Chatbots are not therapists or trusted adults, yet they readily perform the language of care and understanding without clear boundaries around what they should respond to, when to slow down or stop, or when to redirect young people to appropriate human support. These dynamics have contributed to harm in cases where chatbots have validated or amplified distress or self-harm ideation instead of interrupting it. These cases are exceptional and aren’t representative of most interactions, but they make visible the risks of systems designed to affirm, continue, and deepen engagement regardless of context. There is no natural endpoint to these interactions. Chatbot systems prioritize continuity, using never-ending follow-up questions to draw out deeper disclosure and sustained engagement.


At the same time, and equally concerning, these exchanges can become part of the data used to refine and improve the system itself, folding young people’s questions, emotions, and self-disclosures back into technologies that grow more effective through their use. This creates a troubling convergence of affirmation, authority, and extraction, in which developmental vulnerability becomes a resource rather than a condition to be protected. For young people still learning how to interpret trust, care, and expertise, the absence of clear guardrails raises difficult questions about what kinds of relationships with technology are being normalized, and whose interests are ultimately being served in the process.

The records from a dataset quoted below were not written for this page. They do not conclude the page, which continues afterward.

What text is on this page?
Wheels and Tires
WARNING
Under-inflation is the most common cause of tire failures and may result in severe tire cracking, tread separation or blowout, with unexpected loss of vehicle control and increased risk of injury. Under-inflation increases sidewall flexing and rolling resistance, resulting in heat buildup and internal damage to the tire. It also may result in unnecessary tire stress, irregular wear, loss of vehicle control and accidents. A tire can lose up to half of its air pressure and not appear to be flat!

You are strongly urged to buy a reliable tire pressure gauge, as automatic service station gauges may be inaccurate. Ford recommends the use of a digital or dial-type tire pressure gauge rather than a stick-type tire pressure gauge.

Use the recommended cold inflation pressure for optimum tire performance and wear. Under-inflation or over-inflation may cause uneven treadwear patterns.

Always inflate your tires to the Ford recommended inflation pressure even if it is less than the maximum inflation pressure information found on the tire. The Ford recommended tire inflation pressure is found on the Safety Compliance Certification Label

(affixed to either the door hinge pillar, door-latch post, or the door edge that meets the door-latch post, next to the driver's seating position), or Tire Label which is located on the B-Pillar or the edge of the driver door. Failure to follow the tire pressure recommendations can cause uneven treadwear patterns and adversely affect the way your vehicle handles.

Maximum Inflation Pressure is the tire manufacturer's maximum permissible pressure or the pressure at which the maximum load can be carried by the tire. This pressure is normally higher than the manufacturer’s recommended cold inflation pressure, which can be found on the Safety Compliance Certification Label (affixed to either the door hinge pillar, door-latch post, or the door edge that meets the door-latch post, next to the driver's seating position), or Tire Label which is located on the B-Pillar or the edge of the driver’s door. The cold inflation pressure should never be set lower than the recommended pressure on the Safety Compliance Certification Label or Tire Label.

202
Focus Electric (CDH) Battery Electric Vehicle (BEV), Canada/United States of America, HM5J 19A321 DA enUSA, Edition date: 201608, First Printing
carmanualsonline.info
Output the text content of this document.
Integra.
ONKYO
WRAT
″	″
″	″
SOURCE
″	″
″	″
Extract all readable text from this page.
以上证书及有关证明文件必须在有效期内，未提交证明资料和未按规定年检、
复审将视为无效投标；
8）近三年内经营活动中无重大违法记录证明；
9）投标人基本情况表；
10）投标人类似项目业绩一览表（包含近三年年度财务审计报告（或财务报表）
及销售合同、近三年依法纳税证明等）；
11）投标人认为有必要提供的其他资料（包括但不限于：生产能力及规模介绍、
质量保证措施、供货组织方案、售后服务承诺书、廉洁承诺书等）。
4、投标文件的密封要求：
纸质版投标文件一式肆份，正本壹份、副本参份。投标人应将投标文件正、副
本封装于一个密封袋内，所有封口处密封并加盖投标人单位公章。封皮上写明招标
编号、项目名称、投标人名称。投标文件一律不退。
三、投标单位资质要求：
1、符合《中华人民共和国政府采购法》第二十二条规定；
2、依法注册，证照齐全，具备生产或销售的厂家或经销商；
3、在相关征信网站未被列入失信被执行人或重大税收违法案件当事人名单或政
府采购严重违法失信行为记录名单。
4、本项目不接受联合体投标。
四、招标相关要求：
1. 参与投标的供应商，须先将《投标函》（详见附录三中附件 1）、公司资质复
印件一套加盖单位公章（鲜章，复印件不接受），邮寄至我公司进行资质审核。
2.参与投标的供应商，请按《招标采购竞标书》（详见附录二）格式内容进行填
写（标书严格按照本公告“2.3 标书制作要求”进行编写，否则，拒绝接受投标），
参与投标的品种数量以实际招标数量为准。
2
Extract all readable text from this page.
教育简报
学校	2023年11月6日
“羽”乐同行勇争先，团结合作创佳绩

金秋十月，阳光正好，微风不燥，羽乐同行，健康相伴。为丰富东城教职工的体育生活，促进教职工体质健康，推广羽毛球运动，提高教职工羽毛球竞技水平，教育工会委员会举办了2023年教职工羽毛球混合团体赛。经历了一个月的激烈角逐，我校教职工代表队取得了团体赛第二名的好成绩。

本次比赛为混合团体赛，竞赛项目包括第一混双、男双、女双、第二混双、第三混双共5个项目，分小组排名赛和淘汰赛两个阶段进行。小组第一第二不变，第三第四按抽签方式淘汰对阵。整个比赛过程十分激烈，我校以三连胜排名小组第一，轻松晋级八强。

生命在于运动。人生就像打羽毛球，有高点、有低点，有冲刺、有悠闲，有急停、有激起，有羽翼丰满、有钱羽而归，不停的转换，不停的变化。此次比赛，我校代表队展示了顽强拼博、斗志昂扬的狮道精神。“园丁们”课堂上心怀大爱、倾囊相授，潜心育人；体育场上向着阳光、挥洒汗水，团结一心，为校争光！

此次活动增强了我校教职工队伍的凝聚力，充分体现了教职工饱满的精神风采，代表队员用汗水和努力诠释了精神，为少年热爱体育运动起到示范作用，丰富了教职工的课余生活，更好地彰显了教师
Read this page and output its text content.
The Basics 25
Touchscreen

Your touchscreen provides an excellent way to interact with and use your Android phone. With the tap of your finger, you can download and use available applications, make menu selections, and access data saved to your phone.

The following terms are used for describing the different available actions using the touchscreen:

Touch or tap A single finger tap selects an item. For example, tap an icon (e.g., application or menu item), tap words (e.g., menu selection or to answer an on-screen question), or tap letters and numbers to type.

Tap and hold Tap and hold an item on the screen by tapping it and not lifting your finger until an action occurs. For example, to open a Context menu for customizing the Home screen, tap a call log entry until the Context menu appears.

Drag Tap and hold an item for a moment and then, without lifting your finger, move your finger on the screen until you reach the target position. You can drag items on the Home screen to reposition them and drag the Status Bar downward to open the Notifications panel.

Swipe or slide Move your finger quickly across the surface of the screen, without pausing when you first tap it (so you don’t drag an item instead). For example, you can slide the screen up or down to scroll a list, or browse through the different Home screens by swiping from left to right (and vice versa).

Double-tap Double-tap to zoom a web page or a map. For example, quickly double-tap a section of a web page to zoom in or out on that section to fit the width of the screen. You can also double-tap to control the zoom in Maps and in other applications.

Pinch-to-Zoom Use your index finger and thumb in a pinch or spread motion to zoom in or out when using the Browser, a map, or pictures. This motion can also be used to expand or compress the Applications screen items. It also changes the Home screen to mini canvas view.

Supporting Young People Growing Up with AI


While many chatbots and large language models can offer real benefits in accessibility, information, and everyday assistance, they were not built with adolescent development in mind or with clear limits around data use, responsibility, or the kinds of support they are equipped to provide. Parents and educators are left to manage the consequences of these systems without having meaningful control over how they are designed, deployed, or governed. This is not a problem that can be solved by simply telling young people not to use AI. These systems are already embedded across the digital environments young people move through, including the educational technologies and software they are required to use for school.


For young people, the question is not whether to click “yes” or “no” in a single instance, but what happens as those moments accumulate across school, relationships, and self-reflection. Growing up inside systems that anticipate needs, suggest shortcuts, and resolve uncertainty by default shapes what effort, understanding, and independence come to be expected, often before young people have had real opportunities to explore alternatives. Supporting young people in this context means helping them recognize these tools as designed environments with limits and incentives, not neutral helpers, and pushing for guardrails that do not place the burden of judgment entirely on children or families.